The jailed man said diabetes could affect decision-making. Sgt. Jessica DuVernay

Phantom evidence cited as jailed child molester seeks pardon

A CHILD molester seeking a Governor's pardon says diabetes muddied his thinking and he never meant to plead guilty.

The 50-year-old was convicted at Toowoomba in 2015 of crimes including indecent treatment of a child and rape.

On Monday, a court heard he had been refused parole, maintained his innocence, but had taken a sex offender's course in prison.

At Queensland Court of Appeal, the man claimed defence lawyers who were "hammering" him influenced his guilty plea.

"Things were very stressful...I was just in total disarray," the man told Queensland Court of Appeal.

He said lawyers warned if he did not plead guilty he would go "to the big house for a long time".

He was jailed for six years.

But his former barrister said claims of being ambushed were "rubbish".

He said he told his client repeatedly: "Don't plead guilty just for the sake of getting a lesser sentence."

The jailed man also said an alleged victim giving evidence from a remote room said nothing sexual happened.

Appeal Court president Justice Walter Sofronoff said the man was suggesting this evidence "somehow wasn't recorded" in court transcripts.

The jailed man also said he had poor eyesight and no access to his reading glasses after his arrest.

He said a lawyer handed him crucial paperwork right as the judge was entering court.

"It was very rushed. I had no time to think."
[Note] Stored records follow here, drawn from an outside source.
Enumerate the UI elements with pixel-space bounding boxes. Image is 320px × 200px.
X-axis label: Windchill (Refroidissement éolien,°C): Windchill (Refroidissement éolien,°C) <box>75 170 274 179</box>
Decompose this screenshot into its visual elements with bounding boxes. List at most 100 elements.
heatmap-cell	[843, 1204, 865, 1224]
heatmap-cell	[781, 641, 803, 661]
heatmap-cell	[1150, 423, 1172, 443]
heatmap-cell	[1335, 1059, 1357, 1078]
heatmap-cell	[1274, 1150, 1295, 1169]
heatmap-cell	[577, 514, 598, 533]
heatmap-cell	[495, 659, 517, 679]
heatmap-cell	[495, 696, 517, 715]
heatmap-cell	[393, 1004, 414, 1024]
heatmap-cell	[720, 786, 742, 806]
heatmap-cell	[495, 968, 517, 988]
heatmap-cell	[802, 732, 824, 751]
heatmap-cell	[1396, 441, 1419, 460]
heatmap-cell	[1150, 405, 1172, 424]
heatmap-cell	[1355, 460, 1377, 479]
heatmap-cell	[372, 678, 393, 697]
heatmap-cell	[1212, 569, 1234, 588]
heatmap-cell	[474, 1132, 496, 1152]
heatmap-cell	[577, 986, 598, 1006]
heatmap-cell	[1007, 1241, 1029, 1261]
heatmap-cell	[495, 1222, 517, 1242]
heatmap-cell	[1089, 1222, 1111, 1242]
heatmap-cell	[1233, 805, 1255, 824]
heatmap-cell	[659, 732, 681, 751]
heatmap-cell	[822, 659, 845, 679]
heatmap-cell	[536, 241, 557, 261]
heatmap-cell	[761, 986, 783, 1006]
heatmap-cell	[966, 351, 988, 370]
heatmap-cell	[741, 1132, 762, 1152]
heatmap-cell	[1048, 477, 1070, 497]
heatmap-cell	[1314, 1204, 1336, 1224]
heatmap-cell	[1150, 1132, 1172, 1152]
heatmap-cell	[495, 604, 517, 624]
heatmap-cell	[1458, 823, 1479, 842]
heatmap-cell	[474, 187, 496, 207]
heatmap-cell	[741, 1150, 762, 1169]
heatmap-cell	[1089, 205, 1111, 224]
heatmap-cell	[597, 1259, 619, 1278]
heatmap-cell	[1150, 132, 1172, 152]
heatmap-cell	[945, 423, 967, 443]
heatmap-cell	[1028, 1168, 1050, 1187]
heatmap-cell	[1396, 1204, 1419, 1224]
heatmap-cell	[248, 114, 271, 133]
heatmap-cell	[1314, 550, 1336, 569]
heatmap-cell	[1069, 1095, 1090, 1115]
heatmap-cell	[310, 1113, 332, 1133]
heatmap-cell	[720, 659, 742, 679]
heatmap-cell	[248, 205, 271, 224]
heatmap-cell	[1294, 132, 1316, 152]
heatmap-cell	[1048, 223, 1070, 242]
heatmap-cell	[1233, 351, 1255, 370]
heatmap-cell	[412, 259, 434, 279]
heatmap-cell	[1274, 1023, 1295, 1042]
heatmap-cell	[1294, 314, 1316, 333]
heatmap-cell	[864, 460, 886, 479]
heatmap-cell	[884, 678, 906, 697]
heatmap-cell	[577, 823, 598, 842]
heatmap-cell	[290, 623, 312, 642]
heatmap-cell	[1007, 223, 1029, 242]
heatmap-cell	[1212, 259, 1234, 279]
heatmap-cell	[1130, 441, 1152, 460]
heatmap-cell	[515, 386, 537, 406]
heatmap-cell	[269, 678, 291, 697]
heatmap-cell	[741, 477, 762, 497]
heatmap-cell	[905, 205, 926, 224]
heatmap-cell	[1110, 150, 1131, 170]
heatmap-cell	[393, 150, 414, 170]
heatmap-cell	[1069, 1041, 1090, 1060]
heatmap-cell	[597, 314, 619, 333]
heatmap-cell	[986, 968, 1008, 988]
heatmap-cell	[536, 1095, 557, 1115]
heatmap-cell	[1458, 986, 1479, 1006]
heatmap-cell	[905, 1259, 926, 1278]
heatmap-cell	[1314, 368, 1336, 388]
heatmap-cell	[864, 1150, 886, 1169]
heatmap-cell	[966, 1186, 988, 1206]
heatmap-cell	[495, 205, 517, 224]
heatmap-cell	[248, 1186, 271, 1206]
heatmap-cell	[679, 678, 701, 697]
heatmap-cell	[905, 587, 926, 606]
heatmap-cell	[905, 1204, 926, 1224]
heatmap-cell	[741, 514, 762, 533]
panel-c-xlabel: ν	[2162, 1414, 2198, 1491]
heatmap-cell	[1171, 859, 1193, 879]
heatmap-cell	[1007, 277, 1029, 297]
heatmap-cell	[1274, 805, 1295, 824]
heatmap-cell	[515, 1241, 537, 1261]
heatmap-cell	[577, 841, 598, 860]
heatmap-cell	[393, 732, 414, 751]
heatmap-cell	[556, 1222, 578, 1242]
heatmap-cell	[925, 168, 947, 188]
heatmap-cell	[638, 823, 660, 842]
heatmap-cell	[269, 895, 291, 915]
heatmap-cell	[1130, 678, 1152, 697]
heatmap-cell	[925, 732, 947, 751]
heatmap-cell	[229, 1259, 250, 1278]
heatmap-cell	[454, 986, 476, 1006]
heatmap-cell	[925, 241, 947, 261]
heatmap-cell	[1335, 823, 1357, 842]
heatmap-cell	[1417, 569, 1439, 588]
Crown counsel Michael R Byrne accused the 50-year-old of being "loose with the truth".

Mr Byrne said the jailed man once claimed his diabetes was "out of control" but gave inconsistent accounts of how he was medicated.

"I was too embarrassed to admit to the police officers that I was still insulin dependent," the convicted man replied.

Mr Byrne suggested the rapist was "trying to beef up" the impact of diabetes on his behaviour.

The jailed man denied that.

Mr Byrne suggested the man learned not doing a sex offender's course would jeopardise parole chances.

The rapist rejected that, adding: "I always had plans to fight it all the way."

The hearing continued on Monday afternoon.